10. Oktober 2014Die Konjunkturaussichten für Deutschland trüben sich ein. Auch die führenden deutschen Wirtschaftsforschungsinstitute haben ihre Prognosen für das Wirtschaftswachstum deutlich gesenkt, auf nur noch 1,3 Prozent Wachstum in diesem und 1,2 Prozent im nächsten Jahr.
Das ist nur die jüngste in einer langen Reihe von schlechten Nachrichten. Zuletzt sind die Exporte eingebrochen, außerdem Aufträge und Produktion in der Industrie - jeweils so stark wie seit der Finanzkrise 2009 nicht mehr. Besonders betroffen ist das Herzstück der deutschen Wirtschaft, die Hersteller von Maschinen und Anlagen.

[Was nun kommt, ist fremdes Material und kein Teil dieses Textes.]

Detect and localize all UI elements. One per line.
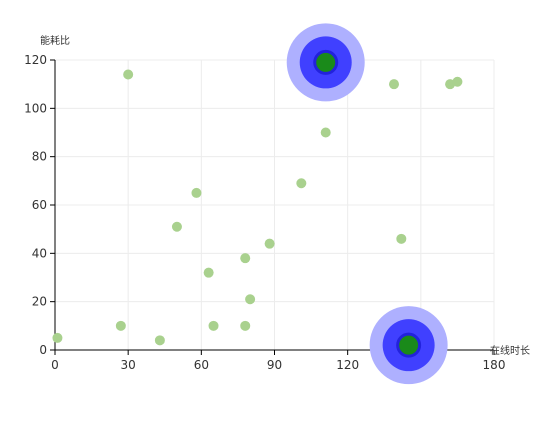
y-tick-label: 40: [32, 246, 47, 260]
x-tick-label: 60: [194, 358, 209, 372]
x-tick-label: 180: [483, 358, 506, 372]
x-axis-label: 在线时长: [490, 344, 530, 357]
scatter-point[interactable]: [123, 69, 134, 80]
highlighted-point[interactable]: [313, 49, 339, 75]
y-tick-label: 120: [24, 53, 47, 67]
highlight-layer: [286, 23, 448, 385]
scatter-point[interactable]: [208, 320, 219, 331]
scatter-point[interactable]: [203, 267, 214, 278]
scatter-point[interactable]: [171, 221, 182, 232]
scatter-point[interactable]: [452, 76, 463, 87]
x-tick-label: 0: [51, 358, 59, 372]
x-tick-label: 90: [267, 358, 282, 372]
scatter-point[interactable]: [240, 320, 251, 331]
scatter-point[interactable]: [264, 238, 275, 249]
scatter-point[interactable]: [154, 335, 165, 346]
y-tick-label: 100: [24, 101, 47, 115]
scatter-point[interactable]: [396, 233, 407, 244]
scatter-point[interactable]: [240, 253, 251, 264]
y-tick-label: 60: [32, 198, 47, 212]
highlighted-point[interactable]: [396, 332, 422, 358]
grid-layer: [55, 59, 495, 350]
scatter-point[interactable]: [115, 320, 126, 331]
y-axis-label: 能耗比: [40, 34, 70, 47]
y-tick-label: 20: [32, 295, 47, 309]
scatter-point[interactable]: [191, 187, 202, 198]
points-layer: [52, 69, 463, 346]
scatter-point[interactable]: [296, 178, 307, 189]
y-tick-label: 0: [39, 343, 47, 357]
scatter-point[interactable]: [389, 79, 400, 90]
scatter-point[interactable]: [245, 294, 256, 305]
y-tick-label: 80: [32, 150, 47, 164]
x-tick-label: 120: [336, 358, 359, 372]
x-tick-label: 30: [121, 358, 136, 372]
scatter-point[interactable]: [52, 332, 63, 343]
scatter-point[interactable]: [320, 127, 331, 138]
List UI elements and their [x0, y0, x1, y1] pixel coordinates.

Ebenfalls in dieser Woche warnte der Internationale Währungsfonds (IWF) vor einer neuen globalen Krise und senkte seine Prognosen für das weltweite und auch das deutsche Wachstum.
Konjunkturbarometer, die unter anderem die Stimmung in den Chefetagen der deutschen Wirtschaft, an den Aktienmärkten und in den privaten Haushalten messen, zeigen ebenfalls seit Monaten nach unten.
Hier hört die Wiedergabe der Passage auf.